Parsing mathematical expressions

31 March 2019

Ever wondered how you can implement a simple calculator in C++? You probably haven’t, but it is interesting to look at how the problem can be solved very elegantly using code generation. This post looks at how we can use two code generation tools, Ragel and Lemon, to generate a parser for simple mathematical expressions like ‘(1.2 + 1) * 2.5’.

Origins

One of my more ambitious past projects was an attempt to build something that, at the time, I described as an object-oriented spreadsheet. In my design, a class was essentially a set of constraints and type definitions that would apply to a range within a spreadsheet (e.g. one row, where each column follows a particular set of constraints, followed by n rows, where the columns follow another set of constraints). A programmer could then augment that ‘class’ with functions that were type-safe and well-defined, assuming all of those constraints were satisfied.

A class could then be instantiated on a particular range of a spreadsheet, after which all of those instance methods would be guaranteed to be well-behaved. Modifications to the data would fail if constraints would be violated. Instances of classes could even be overlapped. In many ways, this is Excel tables on steroids.

One way I thought this could be useful was to automatically generate constraints for a small, well-defined datasets, and to later apply those constraints to larger datasets as part of a data cleansing process. Constraint violations or type-mismatches could be detected, localised, and corrected, allowing the dataset to be used as an input to potentially larger applications. In retrospect, this could be more accurately described as applying type-safety to a spreadsheet, which is an interesting idea in itself, but not the focus of this post.

Formulas

One of the first steps in this project was constructing a formula parser. As many C or C++ programmers would do, I wrote an initial implementation using Flex and Bison (successors of Lex and Yacc, respectively). However, I was disappointed with their support for C++. Another sore point was that I had hoped to support multi-threading, however at the time this was poorly supported.
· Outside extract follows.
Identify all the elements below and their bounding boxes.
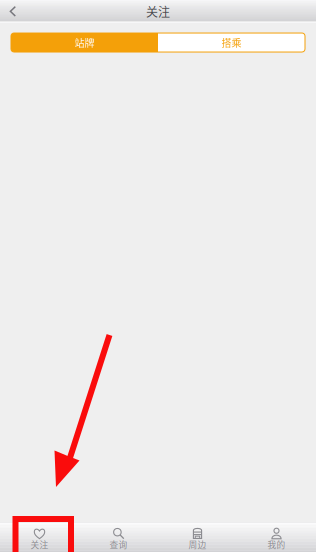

After looking at alternatives (included Boost Spirit), I settled upon Ragel and Lemon. It was Zed Shaw’s post on Ragel State Charts that really piqued my interest in this option. His post painted Ragel+Lemon out to be a much less intimidating option than Boost Spirit, which is a parser library based on C++ templates. While powerful, Spirit has a reputation for long compile times, and being somewhat difficult to read.

Now if you’ve never heard of Ragel or Lemon (or Flex/Bison, or even Lex/Yacc) it’ll be helpful to understand what they actually do.

Lexical analysis

THe first step in parsing a formula (or any programming language) is tokenisation, or lexical analysis. This is how we take a formula (as a string) and extract the meaingful substrings. For example, when parsing a formula in a spreadsheet, we care about things like cell references, numbers, and such, but we usually do not care about whitespace.

The example we’ll come back to a few times in this post is the string ‘(1.2 + 1) * 2.5’. If we tokenised this, ignoring whitespace, we might come up with the following representation:

LPAREN
LITERAL(1.2)
ADD
LITERAL(1)
RPAREN
MUL
LITERAL(2.5)

This representation allows a program to perform useful tranformations on the string, although for convenience, I’ll continue to write the tokens as ‘(‘, ‘1.2’, ‘+’, etc.

Lexical analysis is usually performed by taking a list of regexes. When a part of the input matches a particular regex, an appropriate token will be emitted. Ragel can generate code that does this efficiently.

Parser

Once we have a stream of tokens, how do we evaluate them, to arrive at a final value?

Say we had the sequence of tokens ‘( 1.2 + 1 ) * 2.5’. We could write a function that sees a ‘(‘, and knowing that a ‘)’ must follow at some point, looks for that token. Once ‘)’ is found, the function could call itself recursively on the tokens in between ‘(‘ and ‘)’. This might work, but it would be inefficient for larger inputs.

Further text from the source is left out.